In 2008, he snarled to political aides about journalists whom he had once admired, like Brokaw and Charlie Gibson, and he cut off The Times completely. He talks about the media betrayal with the same outsize scorn that he once reserved for his Viet Cong captors.
The famous twinkle is gone, replaced by an infamous bitterness.
After his 2008 race against Obama — a campaign that too often took the low road in toadying to the right and painting Obama as a socialist and terrorist fellow-traveler — the capital eagerly waited to see which McCain would return to the Capitol.
Would McCain be the new lion of the Senate, putting “Country First” for a historic final chapter to his long career? Or would he morph into the sort of knee-jerk Congressional partisan he had once loathed?
Sadly, despite the scary trellis of problems America faces, the unorthodox, brave and cheeky McCain failed to show up.
Part of his sharp turn to the right may be motivated by his primary challenge for a fifth term from J.D. Hayworth, a conservative, anti-immigration talk-show host and former Republican House member (who has also been anti-Times at times).
But he has said himself that it’s more about philosophical differences with President Obama.
Unlike his pal Lindsey Graham, who voted to confirm Sonia Sotomayor, McCain seemed motivated by revenge when he voted against Obama’s first Supreme Court nominee.
“An excellent résumé and an inspiring life story are not enough to qualify one for a lifetime of service on the Supreme Court,” McCain sniffed.
McCain, who once led the fight in the Senate with his pal Joe Lieberman on enacting a global warming bill, shocked many when he flipped on the issue, attacking climate legislation supported by Lieberman, Graham and John Kerry.
McCain has also descended into demagoguery on Medicare.
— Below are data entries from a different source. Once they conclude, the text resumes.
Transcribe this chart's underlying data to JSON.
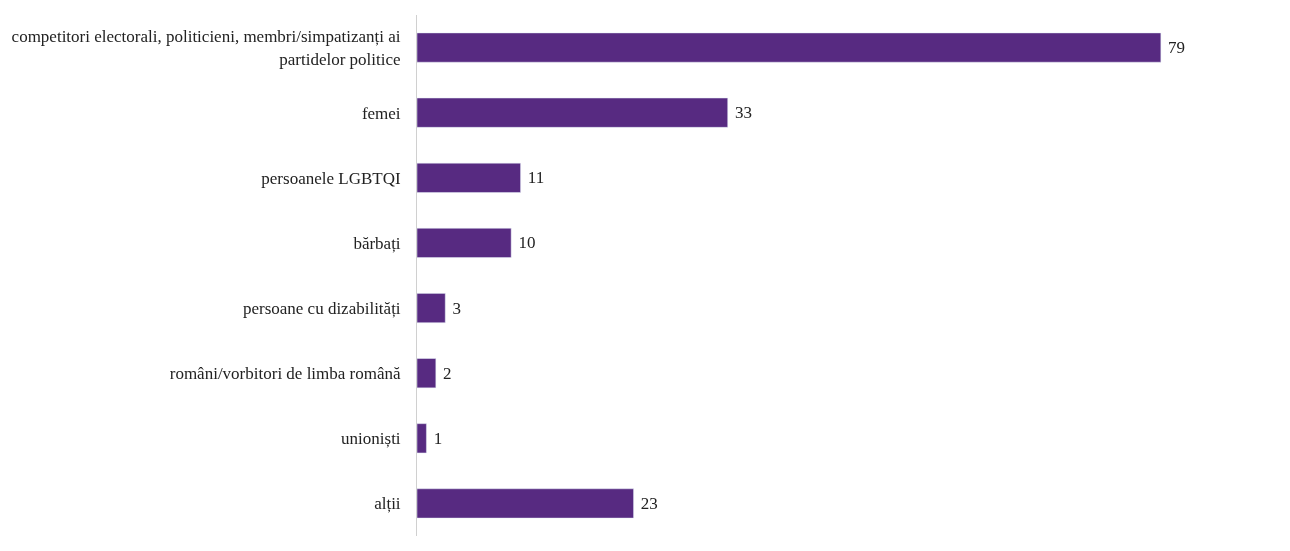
{
  "chart_data": {
    "type": "bar",
    "orientation": "horizontal",
    "data_labels": true,
    "categories": [
      "competitori electorali, politicieni, membri/simpatizanți ai partidelor politice",
      "femei",
      "persoanele LGBTQI",
      "bărbați",
      "persoane cu dizabilități",
      "români/vorbitori de limba română",
      "unioniști",
      "alții"
    ],
    "values": [
      79,
      33,
      11,
      10,
      3,
      2,
      1,
      23
    ],
    "color": "#572a81",
    "tick_labels": "y"
  }
}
Although he has been in favor of Medicare reductions to cut the deficit over years, he’s now adopted a rigid hands-off Medicare stance.
He rejected the idea of being a point man on immigration in the Senate, apparently preferring to stew.
A couple of times, during floor speeches on health care this month, the Arizona senator noted “that a fight not joined is a fight not enjoyed.”
It seemed to be an inadvertent recognition that he was fighting for the sake of it, not to help the country get past some of the hideous problems left by the man McCain failed to stop in 2000.
Maybe an excellent résumé and an inspiring life story are not enough to qualify one as a real statesman.